Nos últimos anos, os países da América Latina realizaram importantes esforços para reformar, profissionalizar e adaptar suas Forças Armadas, suas forças policiais e seus serviços de inteligência aos sistemas políticos democráticos. Mas não basta combater os sintomas, é preciso atacar as raízes da violência e a insegurança. Nesse sentido, a defesa dos valores democráticos, a redução da pobreza e das desigualdades e o incentivo à coesão social são essenciais para prevenir os conflitos e reforçar a segurança.
Os países desenvolvidos devem contribuir mais decididamente para a solução dos problemas financeiros dos países em desenvolvimento e abrir os mercados para seus produtos. O compromisso da União Européia com o crescimento econômico da América Latina é firme, como é demostrado pelo papel central que estamos desempenhando nas negociações multilaterais da OMC, ou o processo de associação com os países e regiões da América Latina. Contudo essa contribuição deve complementar as políticas internas de redistribuição de renda destinadas a assegurar a sustentabilidade econômica e a consolidação dos processos democráticos.
Agora, torna-se também necessário alicerçar a via multilateral. A unipolaridade não beneficia ninguém, nem mesmo os EUA. O desentendimento ocorrido recentemente no Conselho de Segurança é um fato que não podemos ignorar, mas que não deve marcar uma pauta para o futuro. A própria experiência da União Européia demonstra que ocasionalmente surgem desentendimentos, embora isso seja preferível à ausência de normas, à lei do mais forte.
Uma questão-chave, e que devemos apresentar de imediato, no âmbito multilateral, é como enfrentar o perigo da proliferação de armamentos, especialmente os de destruição em massa.
Ameaças como o narcotráfico, o crime organizado, o terrorismo ou o comércio ilegal de armas têm adquirido uma crescente mobilidade geográfica. Para reverter esse processo, torna-se fundamental o desenvolvimento de estratégias de segurança regionais.
Nos últimos anos do processo de construção européia, estamos trabalhando para o estabelecimento de um espaço europeu de liberdade, justiça e segurança.
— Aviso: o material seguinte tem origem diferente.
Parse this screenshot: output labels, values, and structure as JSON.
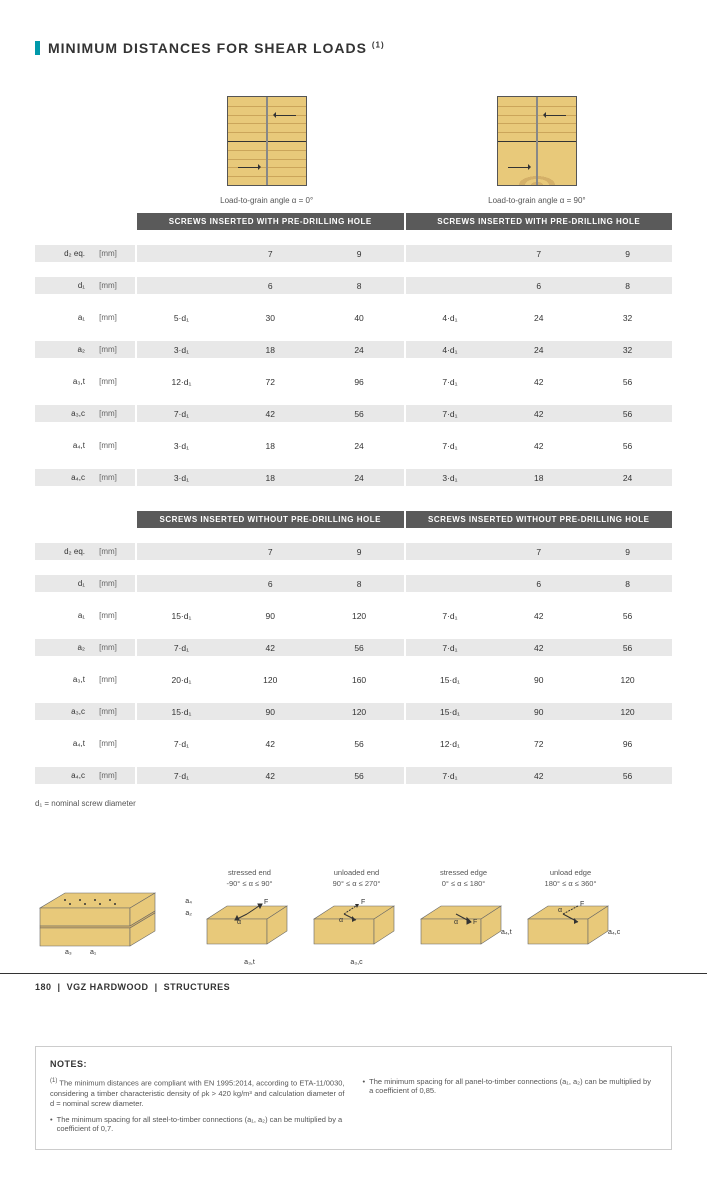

Mesmo assim, temos posto em andamento políticas de prevenção de conflitos e estamos desenvolvendo capacidades próprias de gestão de crises no exterior. Na América Latina também estão sendo criadas iniciativas importantes em matéria de segurança regional. A União Européia está aberta ao intercâmbio de idéias e experiências com a América Latina num âmbito que, como o da segurança, entendida em toda a sua amplitude atual, oferece numerosas possibilidades. O mundo será mais estável se conseguirmos juntos, Europa e América Latina, intensificar nossa cooperação bilateral e inter-regional.


Javier Solana, 60, é representante de Política Exterior e de Segurança Comum da União Européia. Foi chanceler da Espanha (1992-95) e secretário-geral da Otan (1995-99).